В школах горных забивали детей насмерть. А кто выживает – тому в мастерах хаживать. Может и в чины офицерские выйти. Татищев охрип от криков, от ругани. От писания бумаг казенных перо натерло мозоль на пальце. «Народ к ученью палкой приучать, коли охотно того не желает!..» Далеко от Екатеринбурга уходили рудознатцы: иные возвращались с полными торбами образцов горных, а от иных и костей не сыщешь – навсегда пропадали, и леса молча смыкались за ними... навсегда, навсегда! Горы Рифейские – Пояс Каменный: Татищев их Уралом стал называть; заметил он, что звери и природа различны к востоку и к западу от Урала... «Вот, – решил он, – это, должно быть, и есть граница меж Европой и Азией».
Забрел как-то на огонек Бурцев, испросил чарочки.
– Согреши, Тимофей Матвеич, – отозвался Татищев охотно. – Да говори, каково в Нерчинске жилось тебе? Не обижал ли тебя губернатор иркутский Жолобов, за зверя лютого известный?
Бурцев пропустил через желтые зубы вино:
– Не! Жолобов меня не обижал. А вот от Егорки Столетова поношения я принимал по милости того самого Жолобова...
И рассказал: губернатор ссыльного пииту в рудник на Аргунь не гонит, кафтан ему подарил и шапку на пропитие кабацкое. И тот куролесит по Нерчинску с голытьбой катовской, шапкой Жолобова всюду хвастая...
– В церковь Егорку, – перекрестился Бурцев, – ведь не загнать. До того в безбожество уклонился, что в день тезоименитства ея величества... ну – никак!
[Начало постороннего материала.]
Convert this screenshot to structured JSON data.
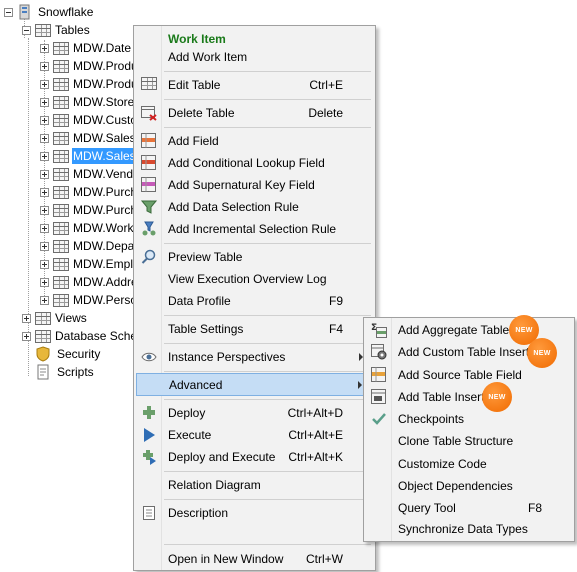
{
  "tree": {
    "root": "Snowflake",
    "tables_folder": "Tables",
    "tables": [
      "MDW.Date",
      "MDW.Produ",
      "MDW.Produ",
      "MDW.Store",
      "MDW.Custo",
      "MDW.Sales",
      "MDW.Sales",
      "MDW.Vend",
      "MDW.Purch",
      "MDW.Purch",
      "MDW.Work",
      "MDW.Depa",
      "MDW.Empl",
      "MDW.Addre",
      "MDW.Perso"
    ],
    "views": "Views",
    "schemas": "Database Sche",
    "security": "Security",
    "scripts": "Scripts"
  },
  "context_menu": {
    "header": "Work Item",
    "add_work_item": "Add Work Item",
    "edit_table": "Edit Table",
    "edit_table_sc": "Ctrl+E",
    "delete_table": "Delete Table",
    "delete_table_sc": "Delete",
    "add_field": "Add Field",
    "add_conditional_lookup_field": "Add Conditional Lookup Field",
    "add_supernatural_key_field": "Add Supernatural Key Field",
    "add_data_selection_rule": "Add Data Selection Rule",
    "add_incremental_selection_rule": "Add Incremental Selection Rule",
    "preview_table": "Preview Table",
    "view_execution_overview_log": "View Execution Overview Log",
    "data_profile": "Data Profile",
    "data_profile_sc": "F9",
    "table_settings": "Table Settings",
    "table_settings_sc": "F4",
    "instance_perspectives": "Instance Perspectives",
    "advanced": "Advanced",
    "deploy": "Deploy",
    "deploy_sc": "Ctrl+Alt+D",
    "execute": "Execute",
    "execute_sc": "Ctrl+Alt+E",
    "deploy_and_execute": "Deploy and Execute",
    "deploy_and_execute_sc": "Ctrl+Alt+K",
    "relation_diagram": "Relation Diagram",
    "description": "Description",
    "open_in_new_window": "Open in New Window",
    "open_in_new_window_sc": "Ctrl+W"
  },
  "submenu": {
    "add_aggregate_table": "Add Aggregate Table",
    "add_custom_table_insert": "Add Custom Table Insert",
    "add_source_table_field": "Add Source Table Field",
    "add_table_insert": "Add Table Insert",
    "checkpoints": "Checkpoints",
    "clone_table_structure": "Clone Table Structure",
    "customize_code": "Customize Code",
    "object_dependencies": "Object Dependencies",
    "query_tool": "Query Tool",
    "query_tool_sc": "F8",
    "synchronize_data_types": "Synchronize Data Types",
    "new_badge": "NEW"
  },
  "colors": {
    "selection": "#3399ff",
    "menu_highlight": "#c5ddf5",
    "header_green": "#1a7a1a",
    "badge_orange": "#f06a00"
  }
}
Хоть на аркане в храм его волоки!
– Не идет? – спросил Татищев, хитря.
– Уперся. Што мне короли да цари, говорит. Я, мол, и сам велик по дарованиям моим. А Жолобов, – бесхитростно поведал Бурцев, – тот иная статья: б а б ы, сказывал, городами не володеют. И от таких слов евонных, Василь Никитич, – печалился старый сибиряк, – я в большом тужении пребываю. Потому как Анна Иоанновна... тоже ведь баба!
– Эх, Матвеич, Матвеич, – понурился Татищев, – дурная башка твоя! Зачем ты мне «слово» сказал? Ведь я начальник здесь, и за мною – «дело». Могу ли умолчать, коли тобою донос сделан?
Бурцев от стола генерал-бергмейстера отпихнулся:
– Никитич! Да в уме ли ты? Разве я донос сделал? Я сказал тебе так – по приятельству... за чарочкой!
– Нет, Матвеич, мы этого дела так не оставим. Только я сам из инквизиции выпутался и вдругорядь бывать в ней не желаю...
– Да ничего я не говорил тебе... Ты сам пьян!
– Ты не говорил, да язык твой ляпнул... А я при дворе за вольнодумца слыву, и с меня спрос велик ныне! Ежели крамолу покрывать станем, то, гляди, как бы и нас с тобой не потянули...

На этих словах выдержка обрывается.